Ironically the suicide bomber was from the same tribe as the Jordanian pilot Muath Kassasbeh, who was burned alive by ISIL earlier this year.

Dalaeen said that he tried on three occasions to bring his son back to Jordan using governmental and non-governmental channels, but each time, his son rebuffed his efforts – telling him through text messaging that he was convinced of his choice to join ISIL. Instead, he asked his parents to leave the un-Islamic life in Jordan behind and join him in the “Islamic state”.

Dalaeen said that he was accepting condolences from the community not because he endorsed his son’s choices, but because he “felt as a father first” and had lost a part him when his son left and killed himself in the suicide bombing last week. “I lost the dearest thing to me, a part of me is now gone.”

Other ISIL recruits

Raqi Rawashdeh, the president of the Jordanian community in Kharkov, told Al Jazeera that he knew Mohamed ever since he came to Ukraine to study four years ago.

Rawashdeh said that young Mohamed was never religious or harboured any extremist views or ideology.

However, things changed in the last four months when Mohamed decided to sport a beard and started exhibiting ultra-religious views.
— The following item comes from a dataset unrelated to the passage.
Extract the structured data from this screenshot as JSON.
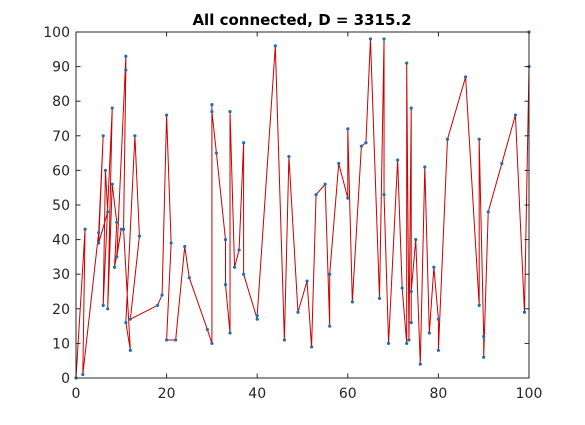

Another young Jordanian, Abdallah Kafaween, who hailed from the same town of Kerak as Mohamed, has joined the ranks of ISIL along with is Ukrainian wife, Rawashdeh also told Al Jazeera.

Kafaween is presumably living in Iraq and his fate is unknown at this point.

Ukraine is home to nearly 5,000 Jordanian students, out of which approximately 1,500 students live in Kharkov.